Но Шмель уже просочился в гостиную и спрятался под столом.
– Отца убили, – и эти слова прорвали плотину. Взахлеб, на полу-крике, она вываливала на окаменевшего Джакоба подробности той ночи.
И только дойдя до похорон и отъезда из Ашеры, она осеклась. Про пещеру и эльфа она рассказывать не будет. И про солдата в хлеву не надо было.
– Я не знаю, что мне теперь делать. Наверное, мне лучше уехать куда-нибудь.
Джакоб молчал, тяжело облокотившись о стол. Он всегда выглядел моложе Джана, несмотря на полноватость и залысины – на его гладком розовом лице почти не было морщин. А сейчас казался стариком.
– Джакоб, девочке нужно вымыться и переодеться, – за спиной Тайры стояла тетя Чанта с младенцем на руках. Еще двое детей цеплялись за цветастый подол, а чуть позади с изумлением глазела на Тайру старшая дочка, хорошенькая, как принцесса с картинки. Когда они появились и что успели услышать?
– Спасибо, госпожа Чанта, но мне надо ехать дальше.
– Куда ты собралась в таком виде? Тебе надо привести себя в порядок, идем со мной.
Чанте никто не умел перечить. Она была родом из кочевого племени, величественная, с прекрасным непроницаемым лицом статуи. Как можно спорить со статуей? Ее появление вернуло жизнь и силы Джакобу, он встал перед Тайрой и внушительно произнес слова, которые обязан был – но очень боялся – сказать:
– Тайра, ты останешься жить у нас. Теперь это твой дом.
***
Весенние яркие лучи падали сквозь цветные стекла в светелку, заваленную пестрым хламом.
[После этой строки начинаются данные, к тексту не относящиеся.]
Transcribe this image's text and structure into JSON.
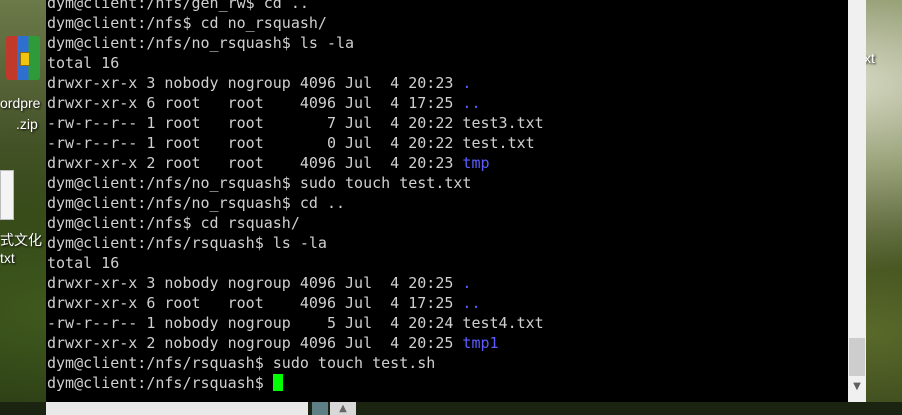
{
  "desktop": {
    "icon1_label_line1": "ordpre",
    "icon1_label_line2": ".zip",
    "icon2_label_line1": "式文化",
    "icon2_label_line2": "txt",
    "right_label": "xt"
  },
  "terminal": {
    "lines": [
      {
        "text": "dym@client:/nfs/gen_rw$ cd .."
      },
      {
        "text": "dym@client:/nfs$ cd no_rsquash/"
      },
      {
        "text": "dym@client:/nfs/no_rsquash$ ls -la"
      },
      {
        "text": "total 16"
      },
      {
        "text": "drwxr-xr-x 3 nobody nogroup 4096 Jul  4 20:23 ",
        "link": "."
      },
      {
        "text": "drwxr-xr-x 6 root   root    4096 Jul  4 17:25 ",
        "link": ".."
      },
      {
        "text": "-rw-r--r-- 1 root   root       7 Jul  4 20:22 test3.txt"
      },
      {
        "text": "-rw-r--r-- 1 root   root       0 Jul  4 20:22 test.txt"
      },
      {
        "text": "drwxr-xr-x 2 root   root    4096 Jul  4 20:23 ",
        "link": "tmp"
      },
      {
        "text": "dym@client:/nfs/no_rsquash$ sudo touch test.txt"
      },
      {
        "text": "dym@client:/nfs/no_rsquash$ cd .."
      },
      {
        "text": "dym@client:/nfs$ cd rsquash/"
      },
      {
        "text": "dym@client:/nfs/rsquash$ ls -la"
      },
      {
        "text": "total 16"
      },
      {
        "text": "drwxr-xr-x 3 nobody nogroup 4096 Jul  4 20:25 ",
        "link": "."
      },
      {
        "text": "drwxr-xr-x 6 root   root    4096 Jul  4 17:25 ",
        "link": ".."
      },
      {
        "text": "-rw-r--r-- 1 nobody nogroup    5 Jul  4 20:24 test4.txt"
      },
      {
        "text": "drwxr-xr-x 2 nobody nogroup 4096 Jul  4 20:25 ",
        "link": "tmp1"
      },
      {
        "text": "dym@client:/nfs/rsquash$ sudo touch test.sh"
      },
      {
        "text": "dym@client:/nfs/rsquash$ ",
        "cursor": true
      }
    ],
    "colors": {
      "text": "#d0d0d0",
      "directory": "#5c5cff",
      "cursor": "#00ff00",
      "background": "#000000"
    }
  },
  "scrollbar": {
    "down_arrow_icon": "chevron-down-icon"
  },
  "taskbar": {
    "item3_glyph": "▲"
  }
}
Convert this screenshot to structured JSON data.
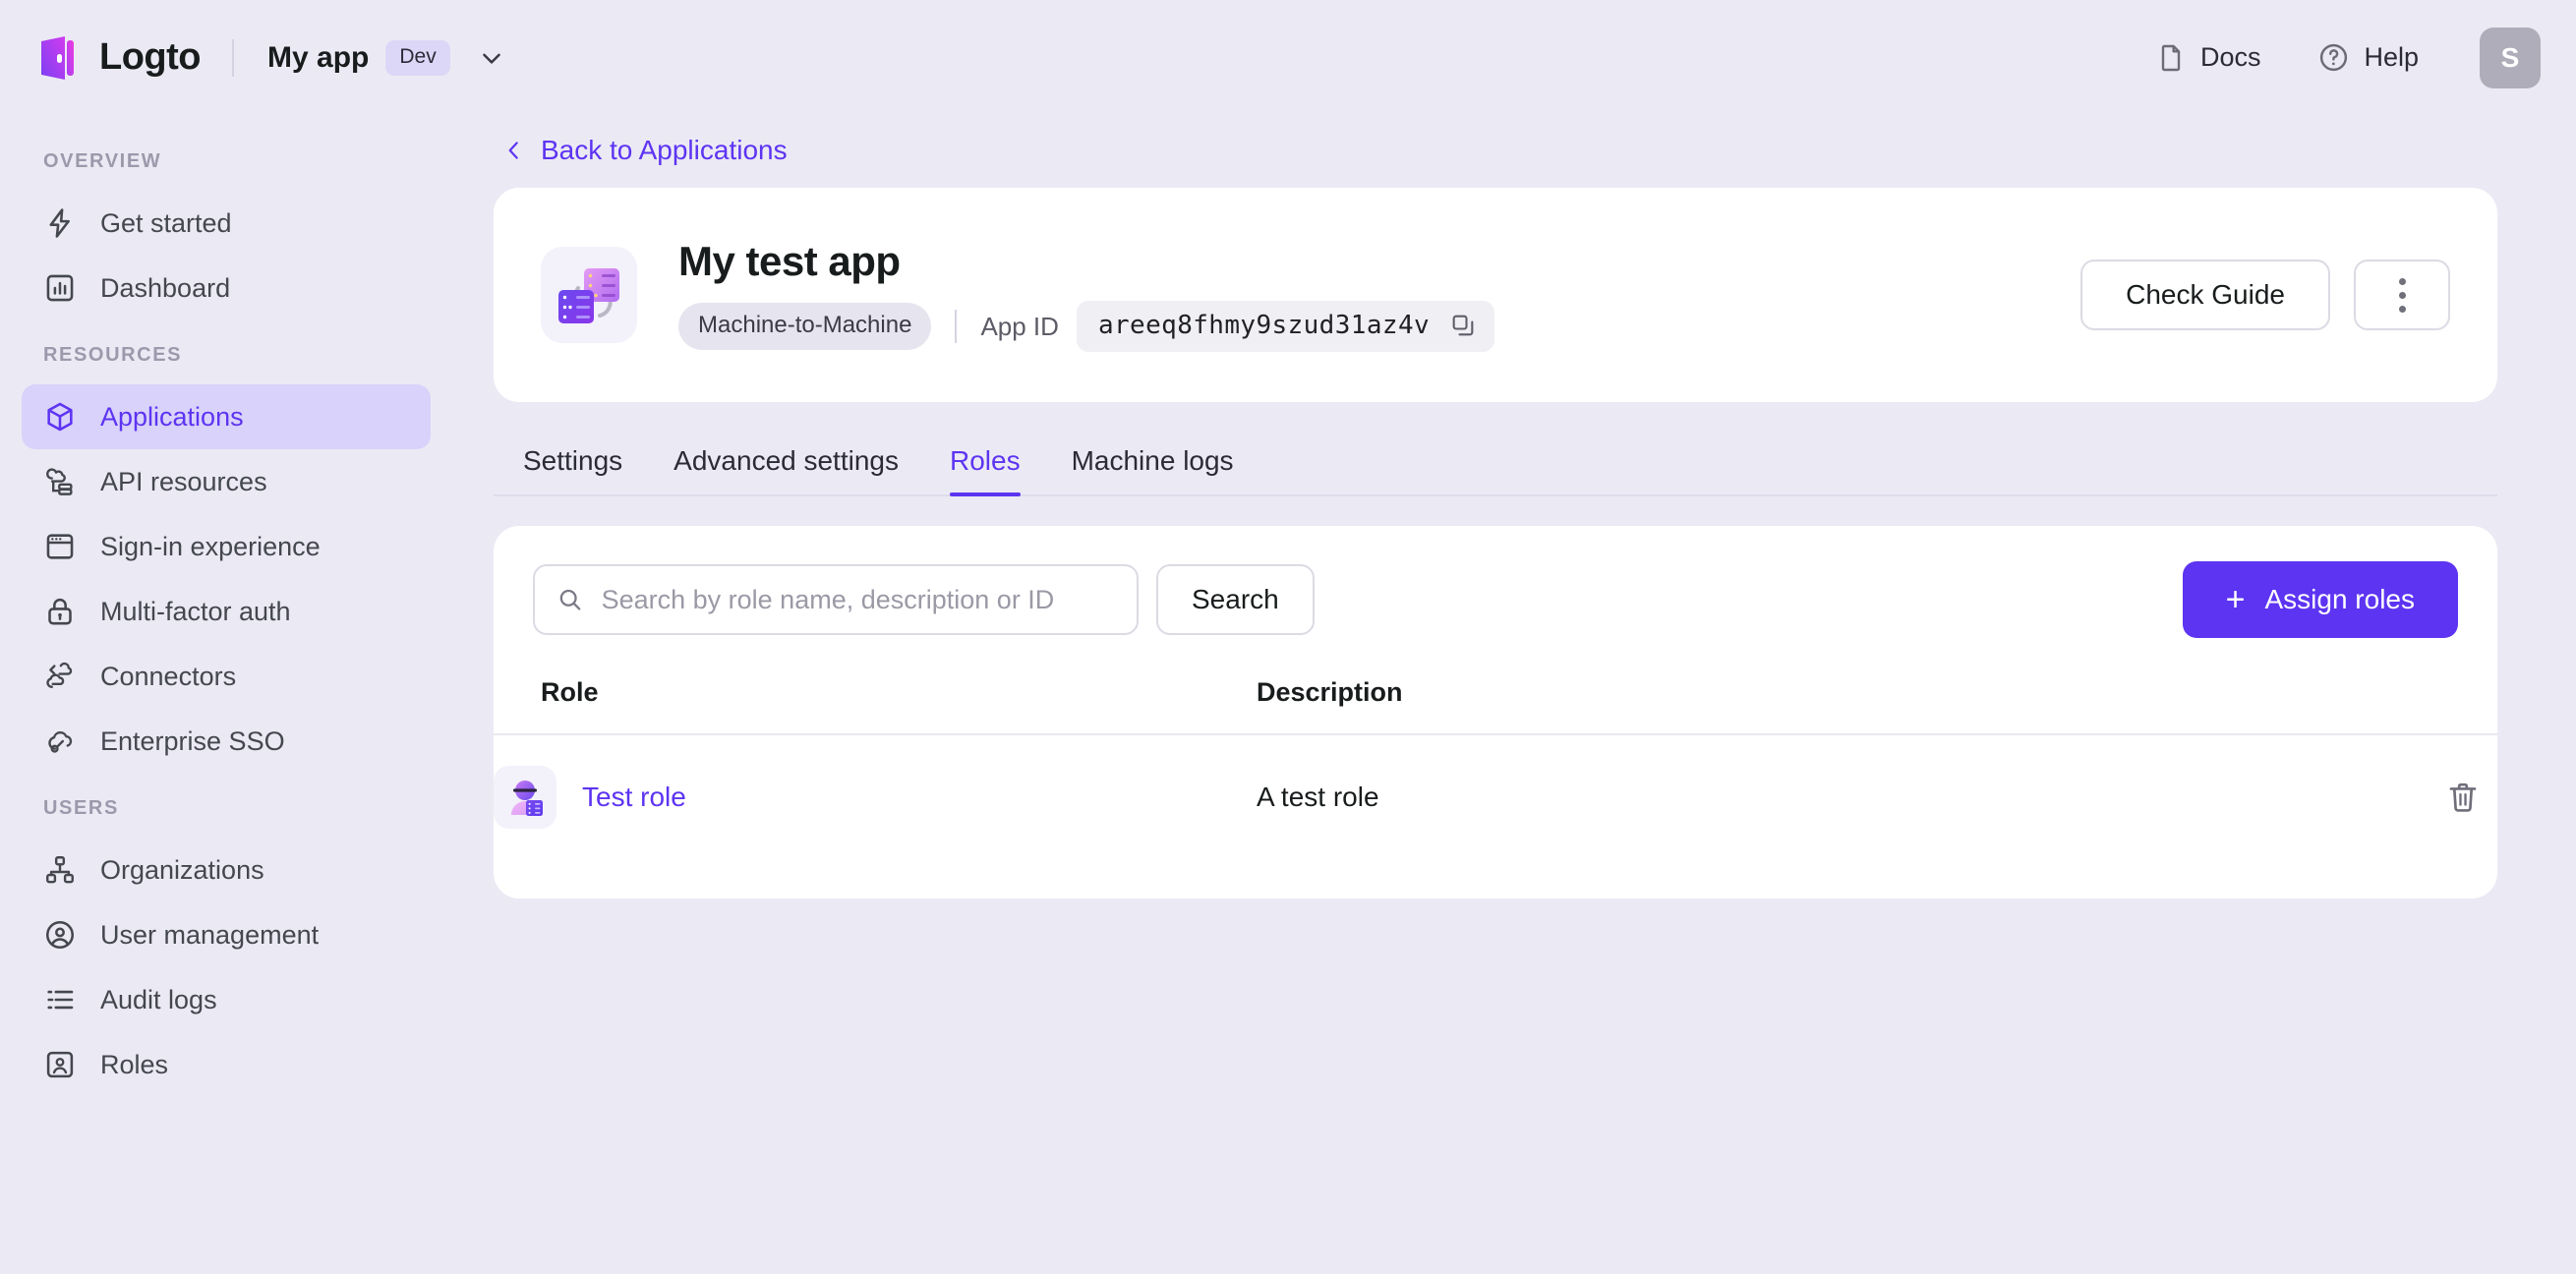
{
  "topbar": {
    "brand_name": "Logto",
    "tenant_name": "My app",
    "tenant_badge": "Dev",
    "docs_label": "Docs",
    "help_label": "Help",
    "avatar_initial": "S"
  },
  "sidebar": {
    "sections": [
      {
        "title": "Overview",
        "items": [
          {
            "label": "Get started",
            "icon": "lightning-icon",
            "active": false
          },
          {
            "label": "Dashboard",
            "icon": "chart-icon",
            "active": false
          }
        ]
      },
      {
        "title": "Resources",
        "items": [
          {
            "label": "Applications",
            "icon": "cube-icon",
            "active": true
          },
          {
            "label": "API resources",
            "icon": "api-cloud-icon",
            "active": false
          },
          {
            "label": "Sign-in experience",
            "icon": "browser-window-icon",
            "active": false
          },
          {
            "label": "Multi-factor auth",
            "icon": "lock-icon",
            "active": false
          },
          {
            "label": "Connectors",
            "icon": "connectors-cloud-icon",
            "active": false
          },
          {
            "label": "Enterprise SSO",
            "icon": "cloud-key-icon",
            "active": false
          }
        ]
      },
      {
        "title": "Users",
        "items": [
          {
            "label": "Organizations",
            "icon": "org-tree-icon",
            "active": false
          },
          {
            "label": "User management",
            "icon": "user-circle-icon",
            "active": false
          },
          {
            "label": "Audit logs",
            "icon": "list-icon",
            "active": false
          },
          {
            "label": "Roles",
            "icon": "user-square-icon",
            "active": false
          }
        ]
      }
    ]
  },
  "main": {
    "back_link": "Back to Applications",
    "app": {
      "title": "My test app",
      "type_badge": "Machine-to-Machine",
      "app_id_label": "App ID",
      "app_id_value": "areeq8fhmy9szud31az4v",
      "check_guide_label": "Check Guide"
    },
    "tabs": [
      {
        "label": "Settings",
        "active": false
      },
      {
        "label": "Advanced settings",
        "active": false
      },
      {
        "label": "Roles",
        "active": true
      },
      {
        "label": "Machine logs",
        "active": false
      }
    ],
    "roles_panel": {
      "search_placeholder": "Search by role name, description or ID",
      "search_value": "",
      "search_button_label": "Search",
      "assign_button_label": "Assign roles",
      "columns": [
        "Role",
        "Description"
      ],
      "rows": [
        {
          "role": "Test role",
          "description": "A test role"
        }
      ]
    }
  },
  "colors": {
    "accent": "#5d34f2",
    "page_bg": "#ebeaf4",
    "card_bg": "#ffffff",
    "sidebar_active_bg": "#d9d2fa",
    "badge_bg": "#ddd7f7"
  }
}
Стол, кресла и камин были погребены под корзинами с нитками, разноцветными рулонами тканей, старательно срисованными образцами узоров. На все это великолепие падали пурпурные и изумрудные ромбы света, превращая мастерскую в подобие волшебного замка. Ближе к окну стояли длинные пяльцы с растянутым на них широким отрезом темно-синего шелка, на котором с каждым днем все пышнее расцветала гирлянда из цветов и крылатых младенцев. Тайра и Миррит вкладывали душу в каждый стежок: это был их первый серьезный заказ – покрывало предназначалось для алтаря в Карентском соборе
– Ой, эта роза у тебя получилась вообще как живая… А у меня листья как-то теряются на синем, может, золотом их обвести? – Миррит приложила к краю листика блестящую ниточку.
Оригинал стоял перед пяльцами на низеньком столике – роскошная роза в белом фаянсовом кувшине. Это была первая и пока единственная роза из оранжереи, сначала она служила моделью для бутонов, потом для полураспустившихся цветов, а теперь ее изобразили в полной красе.
Тайра задумчиво потрогала листочек и заменила нитку на бледно-бирюзовую.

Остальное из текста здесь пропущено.